Alexis Scott is one of the few who are still bullish about the stock market. But she's based 3,000 miles away from Wall Street in Los Angeles, and the stock she markets is photographs, illustrations, and graphics licensed through her one-year-old Workbookstock.com, rather than those volatile shares of corporate America issued by more than a few shady suits.
Scott is founder, president and CEO of Scott & Daughters Publishing - the website's parent company, which began 25 years ago as The LA Workbook, a local directory of photographers, illustrators and agency and design studio art directors. At the time, in the pre-Palm era, Scott was a photographers' rep who started the Workbook after temporarily losing her virtually irreplaceable address book. "I swore if I found it I would have it printed up so that could never happen again."
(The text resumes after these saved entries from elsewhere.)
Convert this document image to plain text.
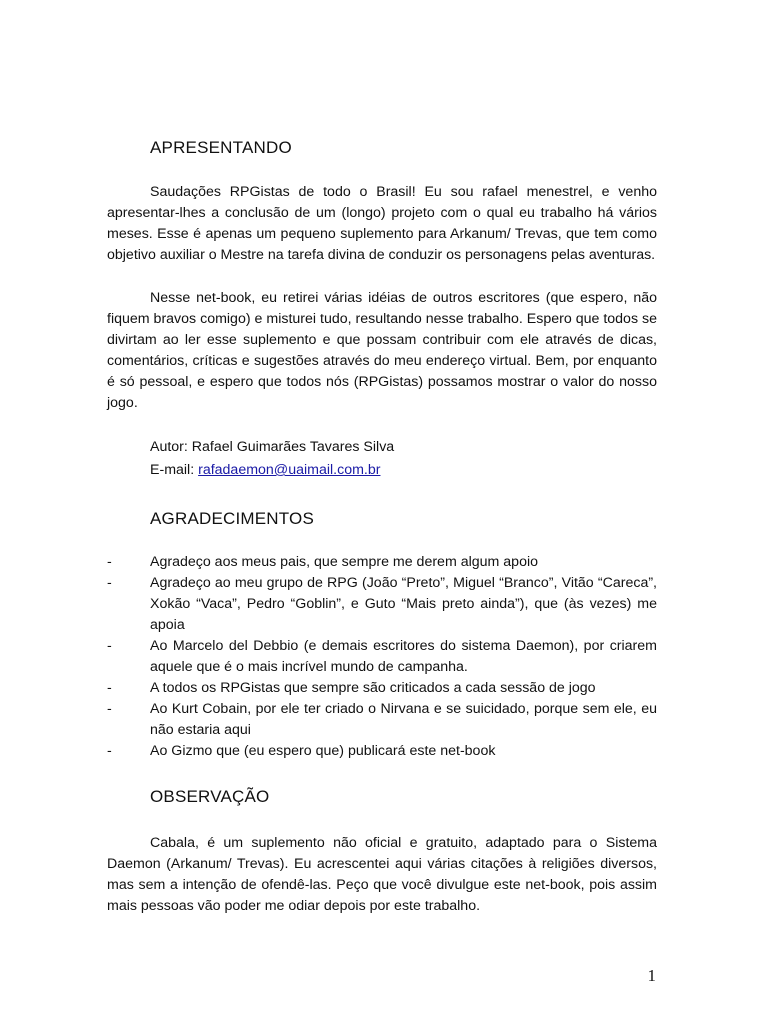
APRESENTANDO

Saudações RPGistas de todo o Brasil! Eu sou rafael menestrel, e venho apresentar-lhes a conclusão de um (longo) projeto com o qual eu trabalho há vários meses. Esse é apenas um pequeno suplemento para Arkanum/ Trevas, que tem como objetivo auxiliar o Mestre na tarefa divina de conduzir os personagens pelas aventuras.

Nesse net-book, eu retirei várias idéias de outros escritores (que espero, não fiquem bravos comigo) e misturei tudo, resultando nesse trabalho. Espero que todos se divirtam ao ler esse suplemento e que possam contribuir com ele através de dicas, comentários, críticas e sugestões através do meu endereço virtual. Bem, por enquanto é só pessoal, e espero que todos nós (RPGistas) possamos mostrar o valor do nosso jogo.

Autor: Rafael Guimarães Tavares Silva
E-mail: rafadaemon@uaimail.com.br
AGRADECIMENTOS
-	Agradeço aos meus pais, que sempre me derem algum apoio
-	Agradeço ao meu grupo de RPG (João “Preto”, Miguel “Branco”, Vitão “Careca”, Xokão “Vaca”, Pedro “Goblin”, e Guto “Mais preto ainda”), que (às vezes) me apoia
-	Ao Marcelo del Debbio (e demais escritores do sistema Daemon), por criarem aquele que é o mais incrível mundo de campanha.
-	A todos os RPGistas que sempre são criticados a cada sessão de jogo
-	Ao Kurt Cobain, por ele ter criado o Nirvana e se suicidado, porque sem ele, eu não estaria aqui
-	Ao Gizmo que (eu espero que) publicará este net-book
OBSERVAÇÃO

Cabala, é um suplemento não oficial e gratuito, adaptado para o Sistema Daemon (Arkanum/ Trevas). Eu acrescentei aqui várias citações à religiões diversos, mas sem a intenção de ofendê-las. Peço que você divulgue este net-book, pois assim mais pessoas vão poder me odiar depois por este trabalho.

1
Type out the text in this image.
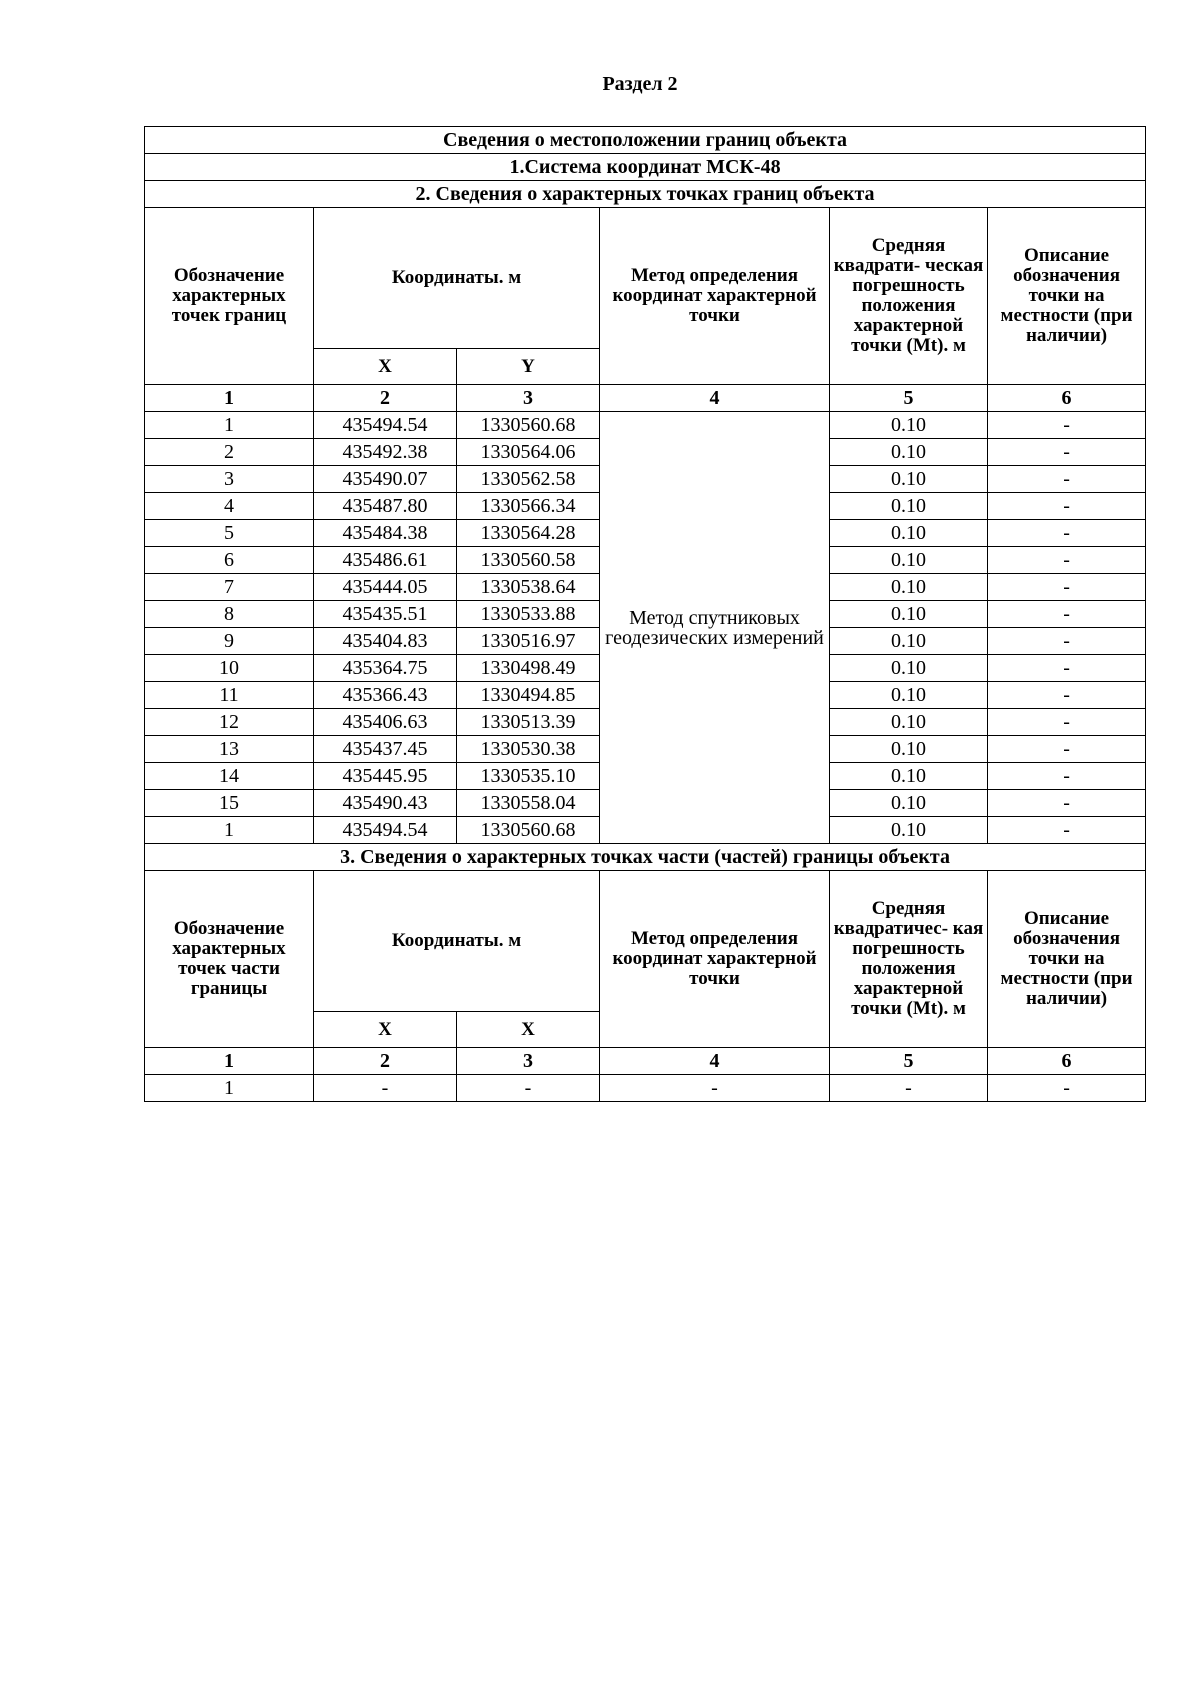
Раздел 2
Сведения о местоположении границ объекта					
1.Система координат МСК-48					
2. Сведения о характерных точках границ объекта					
Обозначение характерных точек границ	Координаты. м		Метод определения координат характерной точки	Средняя квадрати- ческая погрешность положения характерной точки (Mt). м	Описание обозначения точки на местности (при наличии)
	X	Y			
1	2	3	4	5	6
1	435494.54	1330560.68	Метод спутниковых геодезических измерений	0.10	-
2	435492.38	1330564.06		0.10	-
3	435490.07	1330562.58		0.10	-
4	435487.80	1330566.34		0.10	-
5	435484.38	1330564.28		0.10	-
6	435486.61	1330560.58		0.10	-
7	435444.05	1330538.64		0.10	-
8	435435.51	1330533.88		0.10	-
9	435404.83	1330516.97		0.10	-
10	435364.75	1330498.49		0.10	-
11	435366.43	1330494.85		0.10	-
12	435406.63	1330513.39		0.10	-
13	435437.45	1330530.38		0.10	-
14	435445.95	1330535.10		0.10	-
15	435490.43	1330558.04		0.10	-
1	435494.54	1330560.68		0.10	-
3. Сведения о характерных точках части (частей) границы объекта					
Обозначение характерных точек части границы	Координаты. м		Метод определения координат характерной точки	Средняя квадратичес- кая погрешность положения характерной точки (Mt). м	Описание обозначения точки на местности (при наличии)
	X	X			
1	2	3	4	5	6
1	-	-	-	-	-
The LA Workbook eventually went national, growing into separate registers for photography (700 lens crafters) and illustration (1,000 wrists), distributed free to nearly 20,000 art directors and art buyers in ad agencies, design studios and corporate art departments. The Workbook still goes to press every year, but the same data, plus the portfolios from more than 400 photographers, illustrators and designers, is also available online at Workbook.com. After spending years connecting art suppliers with buyers, a foray into stock imagery was almost inevitable, beginning in 1989 with a print catalog, the Stock Workbook. Three years later, she began distributing digitized images on a CD-ROM equipped with a rudimentary search engine. (Scott didn't have to go outside for mailing lists. Over the years, she's compiled a database of more than 65,000 photography and art buyers and suppliers. If you're reading this, you're almost certainly in there.) Six years ago, Scott launched a small stock agency, Co/Op Stock, for Workbook advertisers, and added the library to the website the following year. "Workbookstock.com has been a natural evolution," she explains. "The idea was to create a competitive e-commerce site for the photographers and illustrators who have supported the other Workbook products."
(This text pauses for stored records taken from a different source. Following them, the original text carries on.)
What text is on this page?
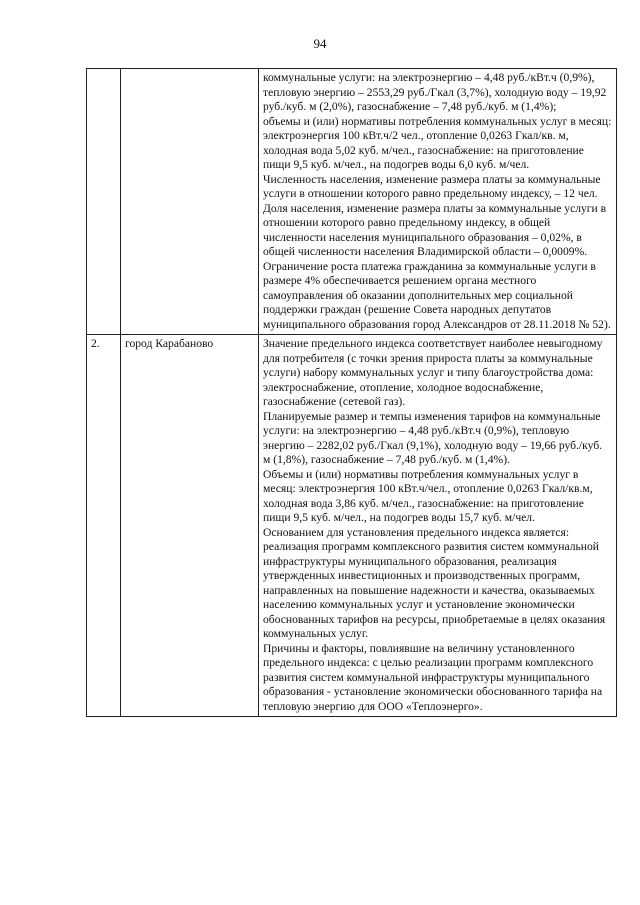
94

		коммунальные услуги: на электроэнергию – 4,48 руб./кВт.ч (0,9%), тепловую энергию – 2553,29 руб./Гкал (3,7%), холодную воду – 19,92 руб./куб. м (2,0%), газоснабжение – 7,48 руб./куб. м (1,4%);

объемы и (или) нормативы потребления коммунальных услуг в месяц: электроэнергия 100 кВт.ч/2 чел., отопление 0,0263 Гкал/кв. м, холодная вода 5,02 куб. м/чел., газоснабжение: на приготовление пищи 9,5 куб. м/чел., на подогрев воды 6,0 куб. м/чел.

Численность населения, изменение размера платы за коммунальные услуги в отношении которого равно предельному индексу, – 12 чел.

Доля населения, изменение размера платы за коммунальные услуги в отношении которого равно предельному индексу, в общей численности населения муниципального образования – 0,02%, в общей численности населения Владимирской области – 0,0009%.

Ограничение роста платежа гражданина за коммунальные услуги в размере 4% обеспечивается решением органа местного самоуправления об оказании дополнительных мер социальной поддержки граждан (решение Совета народных депутатов муниципального образования город Александров от 28.11.2018 № 52).

2.	город Карабаново	Значение предельного индекса соответствует наиболее невыгодному для потребителя (с точки зрения прироста платы за коммунальные услуги) набору коммунальных услуг и типу благоустройства дома: электроснабжение, отопление, холодное водоснабжение, газоснабжение (сетевой газ).

Планируемые размер и темпы изменения тарифов на коммунальные услуги: на электроэнергию – 4,48 руб./кВт.ч (0,9%), тепловую энергию – 2282,02 руб./Гкал (9,1%), холодную воду – 19,66 руб./куб. м (1,8%), газоснабжение – 7,48 руб./куб. м (1,4%).

Объемы и (или) нормативы потребления коммунальных услуг в месяц: электроэнергия 100 кВт.ч/чел., отопление 0,0263 Гкал/кв.м, холодная вода 3,86 куб. м/чел., газоснабжение: на приготовление пищи 9,5 куб. м/чел., на подогрев воды 15,7 куб. м/чел.

Основанием для установления предельного индекса является: реализация программ комплексного развития систем коммунальной инфраструктуры муниципального образования, реализация утвержденных инвестиционных и производственных программ, направленных на повышение надежности и качества, оказываемых населению коммунальных услуг и установление экономически обоснованных тарифов на ресурсы, приобретаемые в целях оказания коммунальных услуг.

Причины и факторы, повлиявшие на величину установленного предельного индекса: с целью реализации программ комплексного развития систем коммунальной инфраструктуры муниципального образования - установление экономически обоснованного тарифа на тепловую энергию для ООО «Теплоэнерго».
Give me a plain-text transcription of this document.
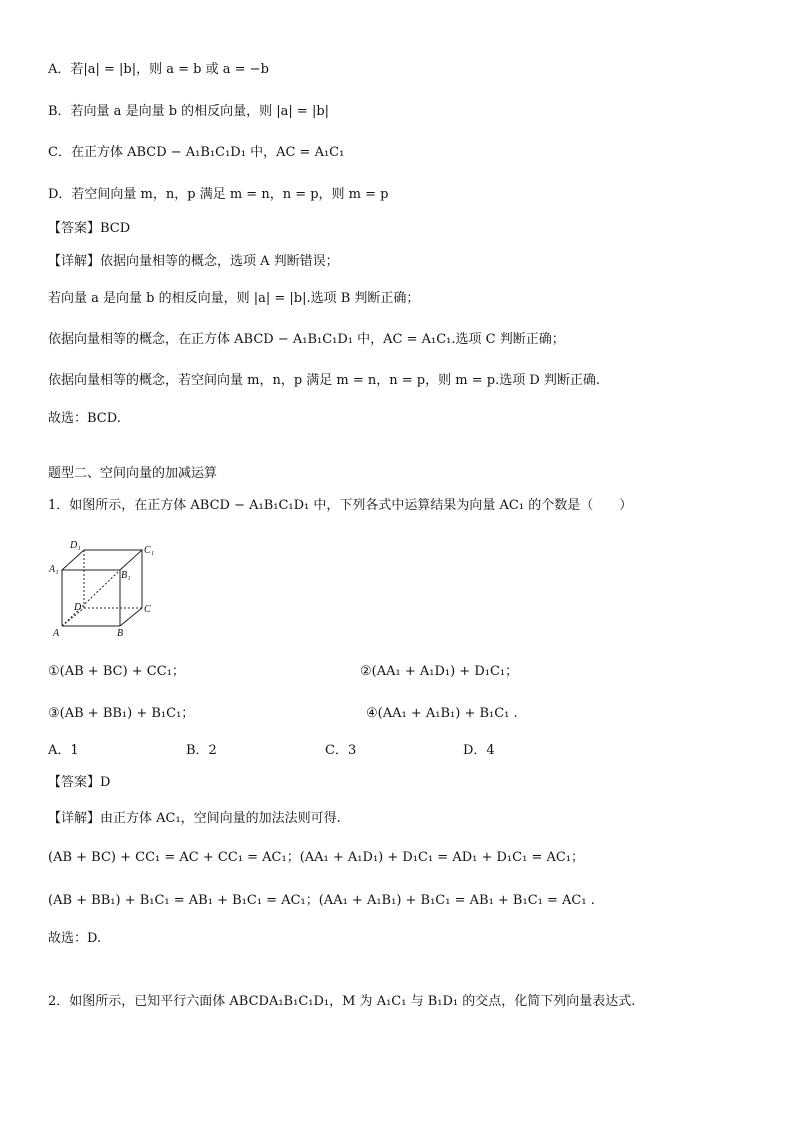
A．若|a| = |b|，则 a = b 或 a = −b
B．若向量 a 是向量 b 的相反向量，则 |a| = |b|
C．在正方体 ABCD − A₁B₁C₁D₁ 中，AC = A₁C₁
D．若空间向量 m，n，p 满足 m = n，n = p，则 m = p
【答案】BCD
【详解】依据向量相等的概念，选项 A 判断错误；
若向量 a 是向量 b 的相反向量，则 |a| = |b|.选项 B 判断正确；
依据向量相等的概念，在正方体 ABCD − A₁B₁C₁D₁ 中，AC = A₁C₁.选项 C 判断正确；
依据向量相等的概念，若空间向量 m，n，p 满足 m = n，n = p，则 m = p.选项 D 判断正确.
故选：BCD.
题型二、空间向量的加减运算
1．如图所示，在正方体 ABCD − A₁B₁C₁D₁ 中，下列各式中运算结果为向量 AC₁ 的个数是（　　）
D₁	C₁
A₁
B₁
D	C
A	B
①(AB + BC) + CC₁；	②(AA₁ + A₁D₁) + D₁C₁；
③(AB + BB₁) + B₁C₁；	④(AA₁ + A₁B₁) + B₁C₁ .
A．1	B．2	C．3	D．4
【答案】D
【详解】由正方体 AC₁，空间向量的加法法则可得.
(AB + BC) + CC₁ = AC + CC₁ = AC₁；(AA₁ + A₁D₁) + D₁C₁ = AD₁ + D₁C₁ = AC₁；
(AB + BB₁) + B₁C₁ = AB₁ + B₁C₁ = AC₁；(AA₁ + A₁B₁) + B₁C₁ = AB₁ + B₁C₁ = AC₁ .
故选：D.
2．如图所示，已知平行六面体 ABCDA₁B₁C₁D₁，M 为 A₁C₁ 与 B₁D₁ 的交点，化简下列向量表达式.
As Scott gradually explored the stock market, she saw that the few remaining boutique stock houses that hadn't been gobbled up by industry giants Getty and Bill Gates' Corbis needed an efficient way to offer their libraries online. Workbookstock.com now serves as a portal for about 50 independently owned stock agencies, as well as the 600 photographers and illustrators represented directly by Co/Op Stock, which signed photographers Jeff Sedlik, David Johnston and Karen Knauer, among others, to represent them in the stock market for the first time. "Whether the images come from Co/Op or another agency, Workbookstock.com's niche is advertising," says Scott. "More advertising photographers are shooting for stock because stock has cut into the assignment business."
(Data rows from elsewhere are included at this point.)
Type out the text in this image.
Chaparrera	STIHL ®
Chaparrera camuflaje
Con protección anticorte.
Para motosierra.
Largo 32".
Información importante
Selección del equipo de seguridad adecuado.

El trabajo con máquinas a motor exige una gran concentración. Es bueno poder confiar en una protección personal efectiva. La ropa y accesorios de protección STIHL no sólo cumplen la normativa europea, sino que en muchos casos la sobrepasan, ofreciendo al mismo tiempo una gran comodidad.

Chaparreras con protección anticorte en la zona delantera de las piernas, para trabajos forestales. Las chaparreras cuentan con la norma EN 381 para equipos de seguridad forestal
Although the rights holders get a larger slice of the license fee for images offered through Co/Op Stock, the integration among the libraries is seamless for buyers, in terms of search criteria and price. Access to the website is free, but searchers must register before they can download images, which carry an electronic watermark. Like all the other online stock agencies, Scott invested a lot of energy and money into developing a search engine so art directors could sift through more than 50,000 images by keywords; emotional attributes; categories like places, sports and agriculture; model demographics; and specific photographers or artists. But also like her competitors, she's discovered that buyers generally still prefer some personal assistance to find the image they need. Only about 20 percent of the searches are conducted entirely online, often during the weekend, deep into the night, or from halfway around the world.
Scott declines to disclose hard sales numbers, but she says licenses have tripled every year since she first started marketing stock and she's gearing up for more of the same for the site's second year. That kind of optimism is nowhere to be seen in the other stock market.